Sunday, December 12, 2004

RAPE THE PLANET
or
BUSH'S ENVIRONMENTAL RUNAROUND

From the AP via the Houston Chronicle:

Bush has own pollution plan

President Bush will make air pollution a top priority in Congress early next year, starting with "an aggressive push" to build support for his pollution-cutting plan, senior administration officials said Saturday.

At the same time, the administration will hold off until no later than March on a rule to cut pollution from power plants that would accomplish some of the same ends as Bush's anti-pollution plan, the officials told the Associated Press.


The White House on Saturday told the Environmental Protection Agency of its game plan, which is meant to allow time for Sen. James Inhofe, R-Okla., sponsor of Bush's "Clear Skies" initiative, to hold hearings on it in January.

"The president decided to make a strong push at the start of next year to complete his clean air and clean energy agenda," said EPA Administrator Mike Leavitt, who met with Bush to discuss the strategy earlier in the week. "And we now have a framework under which we will proceed."

This kinda sounds like the runaround if you ask me. In fact, that's exactly what critics are saying:

"The Bush administration is now staking its money on a bill in Congress that weakens and delays public health protections already provided under the current Clean Air Act, while forcing the EPA to delay public health protections under current law," said John Walke, director of clean air programs for the Natural Resources Defense Council.

Click here for the rest.

Conservatives know that environmentalism is popular, but they sneer at it privately; their wealthy, polluting campaign contributors demand that the government ease up on environmental regulations. What's a conservative politician to do? Answer: talk the talk while doing everything possible to avoid walking the walk.
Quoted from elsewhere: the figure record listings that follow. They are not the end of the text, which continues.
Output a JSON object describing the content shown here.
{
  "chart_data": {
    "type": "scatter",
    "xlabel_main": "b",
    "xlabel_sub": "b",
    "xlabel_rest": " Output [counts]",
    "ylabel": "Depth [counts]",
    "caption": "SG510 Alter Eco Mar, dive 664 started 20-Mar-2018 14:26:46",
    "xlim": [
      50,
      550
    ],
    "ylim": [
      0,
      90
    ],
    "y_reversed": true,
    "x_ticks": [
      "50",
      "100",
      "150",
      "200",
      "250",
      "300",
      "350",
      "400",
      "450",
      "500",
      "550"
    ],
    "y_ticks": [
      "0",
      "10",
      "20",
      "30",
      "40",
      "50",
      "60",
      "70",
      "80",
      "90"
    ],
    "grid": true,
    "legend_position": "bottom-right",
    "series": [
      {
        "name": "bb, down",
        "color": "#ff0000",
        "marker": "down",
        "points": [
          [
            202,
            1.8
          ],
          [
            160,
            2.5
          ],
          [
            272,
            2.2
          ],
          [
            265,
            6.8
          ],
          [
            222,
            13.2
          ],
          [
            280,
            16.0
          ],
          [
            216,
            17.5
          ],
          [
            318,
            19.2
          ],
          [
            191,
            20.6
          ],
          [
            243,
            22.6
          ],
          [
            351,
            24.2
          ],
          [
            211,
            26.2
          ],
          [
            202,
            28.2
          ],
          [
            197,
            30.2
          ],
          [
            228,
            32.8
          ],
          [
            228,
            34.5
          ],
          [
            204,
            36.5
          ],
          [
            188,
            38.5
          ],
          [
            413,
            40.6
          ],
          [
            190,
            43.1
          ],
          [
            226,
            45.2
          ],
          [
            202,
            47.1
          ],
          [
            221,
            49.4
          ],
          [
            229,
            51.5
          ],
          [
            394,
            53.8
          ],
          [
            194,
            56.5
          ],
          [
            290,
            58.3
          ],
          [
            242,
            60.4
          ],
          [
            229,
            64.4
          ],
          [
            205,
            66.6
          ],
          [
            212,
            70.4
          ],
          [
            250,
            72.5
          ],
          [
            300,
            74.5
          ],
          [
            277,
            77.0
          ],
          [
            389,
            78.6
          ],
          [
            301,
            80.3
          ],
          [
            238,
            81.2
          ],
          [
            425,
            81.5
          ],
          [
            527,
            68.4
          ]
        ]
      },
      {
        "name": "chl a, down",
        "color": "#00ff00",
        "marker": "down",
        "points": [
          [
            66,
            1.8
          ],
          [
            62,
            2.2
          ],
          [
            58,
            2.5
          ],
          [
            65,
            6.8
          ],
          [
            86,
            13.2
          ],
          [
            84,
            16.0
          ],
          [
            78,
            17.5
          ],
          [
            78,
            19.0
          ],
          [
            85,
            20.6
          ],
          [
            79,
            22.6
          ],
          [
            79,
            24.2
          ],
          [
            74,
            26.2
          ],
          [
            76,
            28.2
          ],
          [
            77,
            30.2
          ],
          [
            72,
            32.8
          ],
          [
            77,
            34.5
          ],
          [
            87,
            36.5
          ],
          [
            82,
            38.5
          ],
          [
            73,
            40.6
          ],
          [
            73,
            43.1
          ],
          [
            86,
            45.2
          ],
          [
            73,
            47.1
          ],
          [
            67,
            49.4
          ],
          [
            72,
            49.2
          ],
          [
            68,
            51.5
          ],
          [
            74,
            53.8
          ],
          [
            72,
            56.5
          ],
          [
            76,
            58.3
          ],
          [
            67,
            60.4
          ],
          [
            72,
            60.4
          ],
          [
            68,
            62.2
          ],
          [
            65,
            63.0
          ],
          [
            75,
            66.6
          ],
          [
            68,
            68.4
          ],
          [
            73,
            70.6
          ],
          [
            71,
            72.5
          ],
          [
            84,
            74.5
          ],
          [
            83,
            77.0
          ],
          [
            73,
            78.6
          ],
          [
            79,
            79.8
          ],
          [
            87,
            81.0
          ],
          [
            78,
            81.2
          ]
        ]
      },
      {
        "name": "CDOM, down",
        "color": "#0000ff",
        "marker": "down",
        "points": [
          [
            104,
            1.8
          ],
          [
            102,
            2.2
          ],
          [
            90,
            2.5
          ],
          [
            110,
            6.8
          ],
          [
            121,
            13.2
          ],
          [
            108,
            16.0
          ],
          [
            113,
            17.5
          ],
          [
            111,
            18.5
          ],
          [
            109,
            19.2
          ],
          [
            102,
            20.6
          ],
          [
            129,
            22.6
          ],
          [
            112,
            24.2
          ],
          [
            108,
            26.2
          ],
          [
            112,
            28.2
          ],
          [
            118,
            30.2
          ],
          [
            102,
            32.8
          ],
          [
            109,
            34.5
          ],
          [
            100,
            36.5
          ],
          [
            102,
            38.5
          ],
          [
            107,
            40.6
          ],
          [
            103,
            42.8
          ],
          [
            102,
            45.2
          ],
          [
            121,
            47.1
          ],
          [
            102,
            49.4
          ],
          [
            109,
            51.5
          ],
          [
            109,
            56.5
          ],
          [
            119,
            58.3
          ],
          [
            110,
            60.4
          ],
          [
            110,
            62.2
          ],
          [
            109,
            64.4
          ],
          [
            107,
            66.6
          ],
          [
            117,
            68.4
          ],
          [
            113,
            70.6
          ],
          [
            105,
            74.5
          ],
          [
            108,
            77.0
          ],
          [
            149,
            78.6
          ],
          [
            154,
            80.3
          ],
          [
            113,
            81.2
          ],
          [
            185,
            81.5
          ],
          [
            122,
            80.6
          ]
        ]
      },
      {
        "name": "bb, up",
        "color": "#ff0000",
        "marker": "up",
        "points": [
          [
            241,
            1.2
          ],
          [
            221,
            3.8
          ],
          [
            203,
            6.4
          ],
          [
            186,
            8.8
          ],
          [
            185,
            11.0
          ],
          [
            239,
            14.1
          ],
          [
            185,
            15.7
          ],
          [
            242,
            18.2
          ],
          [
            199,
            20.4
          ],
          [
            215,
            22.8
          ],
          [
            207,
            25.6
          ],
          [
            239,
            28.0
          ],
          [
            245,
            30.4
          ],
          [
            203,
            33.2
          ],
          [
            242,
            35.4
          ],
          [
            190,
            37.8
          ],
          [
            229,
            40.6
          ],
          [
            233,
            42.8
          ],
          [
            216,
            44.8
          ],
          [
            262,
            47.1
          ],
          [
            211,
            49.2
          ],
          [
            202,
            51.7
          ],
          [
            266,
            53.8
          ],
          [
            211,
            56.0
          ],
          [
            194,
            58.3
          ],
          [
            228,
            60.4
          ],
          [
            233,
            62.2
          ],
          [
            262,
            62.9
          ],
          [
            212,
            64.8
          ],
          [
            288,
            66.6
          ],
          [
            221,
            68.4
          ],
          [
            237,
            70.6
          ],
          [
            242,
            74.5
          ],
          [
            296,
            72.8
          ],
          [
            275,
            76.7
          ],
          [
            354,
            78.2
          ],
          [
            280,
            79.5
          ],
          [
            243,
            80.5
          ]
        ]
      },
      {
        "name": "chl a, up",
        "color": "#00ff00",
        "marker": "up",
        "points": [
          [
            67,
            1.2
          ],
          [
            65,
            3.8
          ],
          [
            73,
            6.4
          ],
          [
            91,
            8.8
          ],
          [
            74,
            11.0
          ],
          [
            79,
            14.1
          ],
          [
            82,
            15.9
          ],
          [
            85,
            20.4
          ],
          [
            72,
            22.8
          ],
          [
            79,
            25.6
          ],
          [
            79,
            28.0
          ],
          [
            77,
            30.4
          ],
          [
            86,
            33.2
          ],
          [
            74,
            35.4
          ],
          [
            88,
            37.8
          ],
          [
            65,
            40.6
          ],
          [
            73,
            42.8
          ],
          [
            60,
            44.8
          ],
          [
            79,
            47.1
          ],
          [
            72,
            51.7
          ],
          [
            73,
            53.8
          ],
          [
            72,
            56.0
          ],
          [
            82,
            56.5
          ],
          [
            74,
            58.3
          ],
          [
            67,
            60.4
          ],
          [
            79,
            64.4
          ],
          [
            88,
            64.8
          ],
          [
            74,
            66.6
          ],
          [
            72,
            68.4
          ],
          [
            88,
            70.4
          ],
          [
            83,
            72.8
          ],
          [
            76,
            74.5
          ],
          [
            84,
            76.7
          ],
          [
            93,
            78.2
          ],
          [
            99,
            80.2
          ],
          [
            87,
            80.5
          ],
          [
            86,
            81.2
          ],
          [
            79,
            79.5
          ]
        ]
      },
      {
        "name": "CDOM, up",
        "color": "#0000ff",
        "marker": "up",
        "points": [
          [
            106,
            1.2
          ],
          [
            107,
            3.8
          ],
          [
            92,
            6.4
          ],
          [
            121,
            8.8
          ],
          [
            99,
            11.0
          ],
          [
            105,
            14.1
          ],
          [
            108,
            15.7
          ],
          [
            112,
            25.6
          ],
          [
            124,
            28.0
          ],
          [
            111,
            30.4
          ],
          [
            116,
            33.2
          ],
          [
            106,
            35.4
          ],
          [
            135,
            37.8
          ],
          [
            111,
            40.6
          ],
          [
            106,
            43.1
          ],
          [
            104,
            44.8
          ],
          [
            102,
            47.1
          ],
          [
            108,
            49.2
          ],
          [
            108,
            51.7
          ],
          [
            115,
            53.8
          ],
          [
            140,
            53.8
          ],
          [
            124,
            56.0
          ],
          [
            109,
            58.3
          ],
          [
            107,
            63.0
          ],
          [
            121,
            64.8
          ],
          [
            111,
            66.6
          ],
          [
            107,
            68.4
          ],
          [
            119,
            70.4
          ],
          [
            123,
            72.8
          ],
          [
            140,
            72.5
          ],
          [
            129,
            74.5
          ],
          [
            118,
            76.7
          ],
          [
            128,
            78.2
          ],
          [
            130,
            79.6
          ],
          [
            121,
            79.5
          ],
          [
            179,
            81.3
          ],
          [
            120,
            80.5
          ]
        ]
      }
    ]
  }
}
Again from the AP via the Houston Chronicle:

EPA lets refineries miss deadline - again

Federal officials have quietly allowed the nation's oil refineries to miss court-ordered deadlines to reduce air emissions, prolonging the public's exposure to dangerous pollutants, a newspaper investigation has found.

Nearly every time, the Environmental Protection Agency failed to tell the courts or the public about the deadline extensions, even when legal settlements required it to do so, the Fort Worth Star-Telegram reported today.

Because of those extensions, the EPA's Petroleum Refinery Initiative has not achieved the air quality improvements that the agency has claimed, the newspaper found.

Click here for the rest.

They delay and stall passing legislation. They stall and delay implementing policy. And, as the above excerpt shows, they drag their feet enforcing existing rules. Don't be fooled: any time a conservative talks about reducing pollution, he's lying. There's no such thing as an environmentalist conservative. Period.